Experts say that is too few.
Alexander Loban, a physician from the Belarusian city of Grodno, that has spent 16 years in Dutch hospitals, was one of the very first Belarusian medics to ring the alarm about Belarus’ method of dealing with the outbreak.
Before flying into the capital Minsk in the Netherlands at mid-March, he delivered an open letter to President Lukashenko, urging him to close down all boundaries.
Paramedics, followed by policemen, showed up in his door. They said he would only come from an extremely infected nation and insisted on carrying his fever. Together with 37.1℃ about the thermometer — that Loban now doubts — he had been taken to the hospital against his approval. He spent a week and was later published without any indicators of this coronavirus.
“I’m sure my hospitalization wasn’t for epidemiologic concerns, but for ideological reasons,” Loban informed Euronews.
“When the West hotels to lockdown and quarantine in controlling the pandemic, Lukashenko requires it brazenly’mere influenza’.

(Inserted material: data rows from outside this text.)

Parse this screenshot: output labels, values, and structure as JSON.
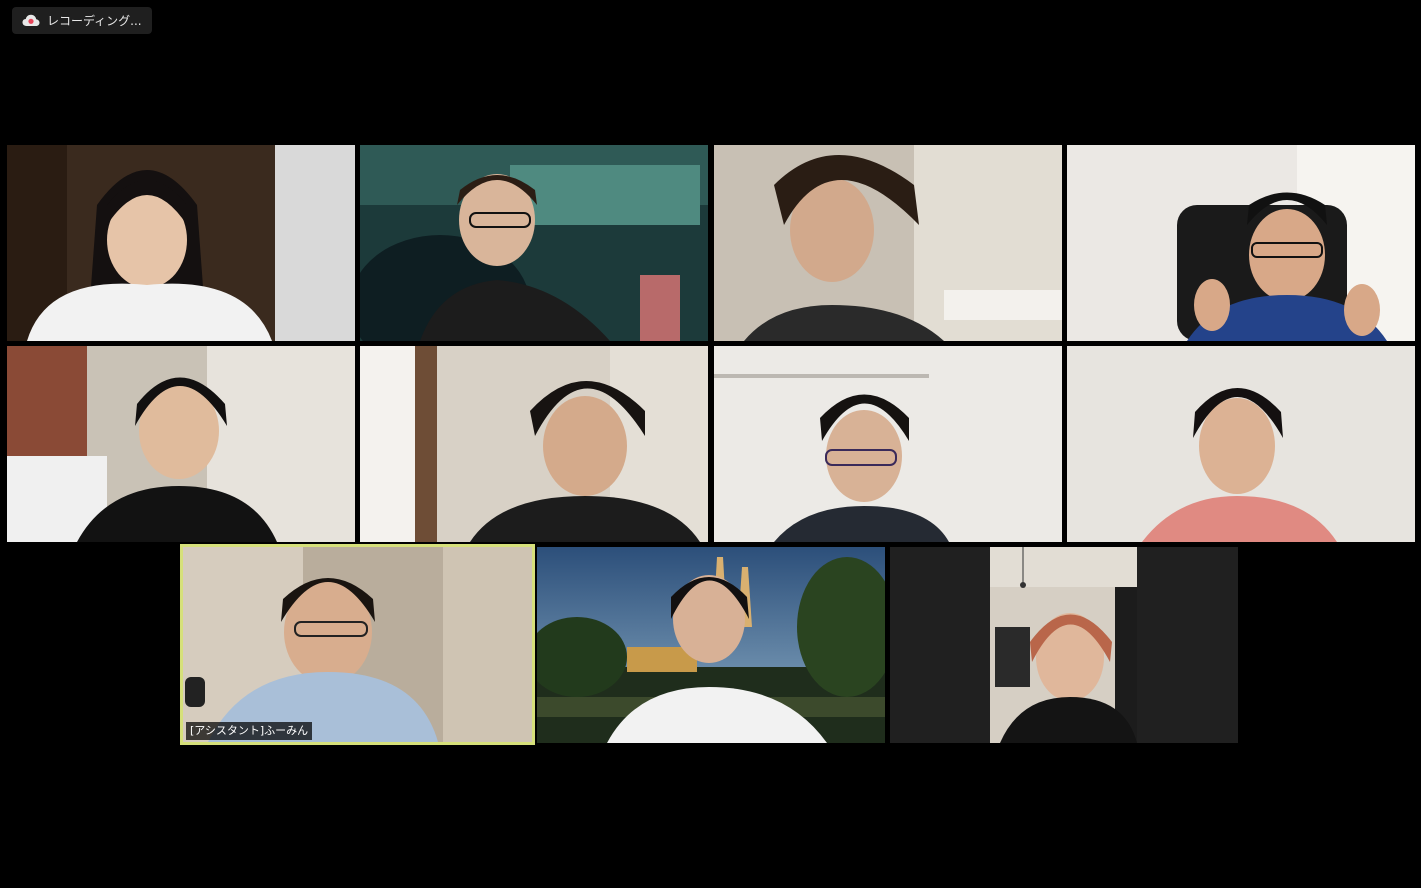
{
  "recording": {
    "label": "レコーディング...",
    "icon": "cloud-recording-icon",
    "icon_color": "#e8455a"
  },
  "active_speaker_color": "#d6e07a",
  "participants": [
    {
      "id": "p1",
      "name": ""
    },
    {
      "id": "p2",
      "name": ""
    },
    {
      "id": "p3",
      "name": ""
    },
    {
      "id": "p4",
      "name": ""
    },
    {
      "id": "p5",
      "name": ""
    },
    {
      "id": "p6",
      "name": ""
    },
    {
      "id": "p7",
      "name": ""
    },
    {
      "id": "p8",
      "name": ""
    },
    {
      "id": "p9",
      "name": "[アシスタント]ふーみん",
      "active": true
    },
    {
      "id": "p10",
      "name": ""
    },
    {
      "id": "p11",
      "name": ""
    }
  ]
}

“An educated person would not talk such crap since the president… a meltdown awaits Belarusian hospitals in case the police continue downplaying the graveness of the circumstance.”
Loban considers COVID-19 instances in the nation will start soaring in the times ahead of time.

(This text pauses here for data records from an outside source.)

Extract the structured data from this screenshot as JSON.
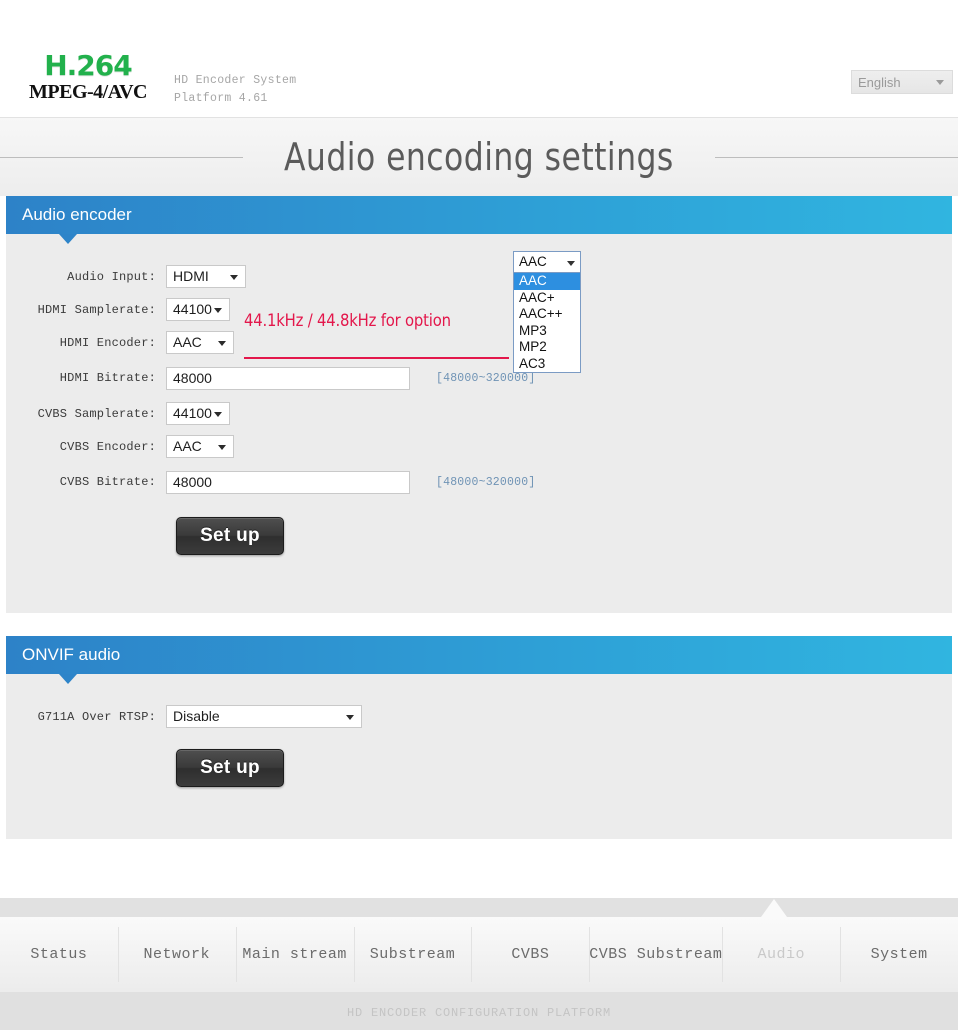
{
  "header": {
    "logo_top": "H.264",
    "logo_bottom": "MPEG-4/AVC",
    "system_line1": "HD Encoder System",
    "system_line2": "Platform 4.61",
    "language": "English"
  },
  "page_title": "Audio encoding settings",
  "audio_encoder": {
    "section_title": "Audio encoder",
    "warning": "44.1kHz / 44.8kHz for option",
    "rows": [
      {
        "label": "Audio Input:",
        "type": "select",
        "value": "HDMI"
      },
      {
        "label": "HDMI Samplerate:",
        "type": "select",
        "value": "44100"
      },
      {
        "label": "HDMI Encoder:",
        "type": "select",
        "value": "AAC"
      },
      {
        "label": "HDMI Bitrate:",
        "type": "input",
        "value": "48000",
        "hint": "[48000~320000]"
      },
      {
        "label": "CVBS Samplerate:",
        "type": "select",
        "value": "44100"
      },
      {
        "label": "CVBS Encoder:",
        "type": "select",
        "value": "AAC"
      },
      {
        "label": "CVBS Bitrate:",
        "type": "input",
        "value": "48000",
        "hint": "[48000~320000]"
      }
    ],
    "setup_label": "Set up"
  },
  "encoder_dropdown": {
    "selected": "AAC",
    "options": [
      "AAC",
      "AAC+",
      "AAC++",
      "MP3",
      "MP2",
      "AC3"
    ]
  },
  "onvif": {
    "section_title": "ONVIF audio",
    "label": "G711A Over RTSP:",
    "value": "Disable",
    "setup_label": "Set up"
  },
  "nav": {
    "items": [
      {
        "label": "Status",
        "active": false
      },
      {
        "label": "Network",
        "active": false
      },
      {
        "label": "Main stream",
        "active": false
      },
      {
        "label": "Substream",
        "active": false
      },
      {
        "label": "CVBS",
        "active": false
      },
      {
        "label": "CVBS Substream",
        "active": false
      },
      {
        "label": "Audio",
        "active": true
      },
      {
        "label": "System",
        "active": false
      }
    ]
  },
  "footer": "HD ENCODER CONFIGURATION PLATFORM",
  "colors": {
    "brand_green": "#22b14c",
    "panel_blue_left": "#2d82c8",
    "panel_blue_right": "#30b5e0",
    "warning_red": "#e3174b",
    "hint_blue": "#6f93b5",
    "dropdown_highlight": "#2d8fe0"
  }
}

“I am certain that we aren’t hearing and won’t be seeing credible data on the range of the outbreak from the health ministry,” he added. “Especially about the death toll.”

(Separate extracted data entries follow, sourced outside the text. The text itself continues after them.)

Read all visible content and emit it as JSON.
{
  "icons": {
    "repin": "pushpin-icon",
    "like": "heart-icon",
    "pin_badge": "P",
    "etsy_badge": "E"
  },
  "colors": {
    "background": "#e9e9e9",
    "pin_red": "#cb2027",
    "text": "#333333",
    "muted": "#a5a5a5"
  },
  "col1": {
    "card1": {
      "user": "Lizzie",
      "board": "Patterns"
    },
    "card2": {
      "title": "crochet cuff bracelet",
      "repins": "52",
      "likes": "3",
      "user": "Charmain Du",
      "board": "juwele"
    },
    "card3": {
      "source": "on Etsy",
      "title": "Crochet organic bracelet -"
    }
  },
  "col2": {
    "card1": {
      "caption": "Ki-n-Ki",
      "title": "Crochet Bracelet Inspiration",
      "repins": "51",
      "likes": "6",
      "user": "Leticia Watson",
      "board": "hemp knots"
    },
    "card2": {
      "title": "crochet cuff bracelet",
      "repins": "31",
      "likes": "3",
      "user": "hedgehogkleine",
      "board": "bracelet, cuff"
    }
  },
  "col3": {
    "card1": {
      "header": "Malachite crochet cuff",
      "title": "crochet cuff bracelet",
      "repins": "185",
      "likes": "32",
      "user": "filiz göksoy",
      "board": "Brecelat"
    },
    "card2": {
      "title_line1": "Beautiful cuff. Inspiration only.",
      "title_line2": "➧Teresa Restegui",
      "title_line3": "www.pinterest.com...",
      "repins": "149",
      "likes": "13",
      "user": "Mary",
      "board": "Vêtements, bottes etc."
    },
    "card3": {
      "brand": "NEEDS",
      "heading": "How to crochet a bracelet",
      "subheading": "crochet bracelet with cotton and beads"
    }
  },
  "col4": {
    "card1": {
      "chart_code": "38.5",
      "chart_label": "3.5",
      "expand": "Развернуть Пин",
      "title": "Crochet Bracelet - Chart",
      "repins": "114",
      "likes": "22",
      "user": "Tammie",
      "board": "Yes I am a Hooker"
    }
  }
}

The physician called the remarks of Belarus’ deputy health minister, Elena Bogdan, who stated in a briefing on 9 April that when a patient having coronavirus along with a list of chronic ailments expires, the reason for death ought to be attributed to the latter, since the virus from the body was”removed” through therapy.
“The method is foolish and in stark contrast with the rest of the planet,” Loban insisted.
Nevertheless, Belarus isn’t only Lukashenko, and associations, particularly in the capital city Minsk, are scrambling to take precautionary steps against the outbreak.
The Minsk Metro system gets the carriages cleaned daily and posts pictures of these on its site.
The Belarusian Orthodox Church, a predominant church in Belarus and also a dedicated supporter of this authoritarian president, isn’t taking any chances. It’s asked people to steer clear of churches for the time being and invited them to actively take part in masses stored online.
Based on SATIO, a Minsk-based market and opinion research firm, 62 percent of Belarusians, asked if they anticipate that the Belarusian health system at the face of a pandemic, reacted they feared its”collapse”. Just 17 percent, largely respondents at the countryside, said they trusted it and 13 percent, largely youthful, see the COVID-19 danger as”exaggerated”.
The identical survey revealed that two-thirds have begun to scrub their hands more frequently and, especially, a substantial 48 percent prevent public hotspots now.
With COVID-19 cases anticipated to grow further, President Lukashenko remains unabashed.
“Our priority must be and is our market,” he explained. “All that will pass, which we see occurring in Europe. On the other hand, the market will stay forever.”
He’s stated Belarus doesn’t have the”luxury” of placing itself under quarantine.
It’s namely the financial consequences of the pandemic the Belarusian president worries most, experts consider.
‘No plan whatsoever’
“Our greatest authorities feel that Belarus, fiscally and technologically, cannot manage (carrying ) the steps that many different nations have implemented. Thus the ignorance, the inconsistencies (of this data and the data on COVID-19), the unpreparedness and also the delay at the passing of all necessary conclusions.
“Many authoritarian regimes, such as that of Belarus, use emergencies to control political and civil liberty among other matters. Does the coronavirus weaken the Belarusian regime, but also the prolonged financial crisis, coupled with the brand new states of Russian oil imports, but nor also,” he underscored.
Lukashenko has lost one stalwart supporter — the elderly Аleksejev at Brest.
“I’m not the only person who turned away in the president throughout the health catastrophe,” Alexander explained. “Lots of my acquaintances did too — his foolhardy neglect is merely mind-blowing.”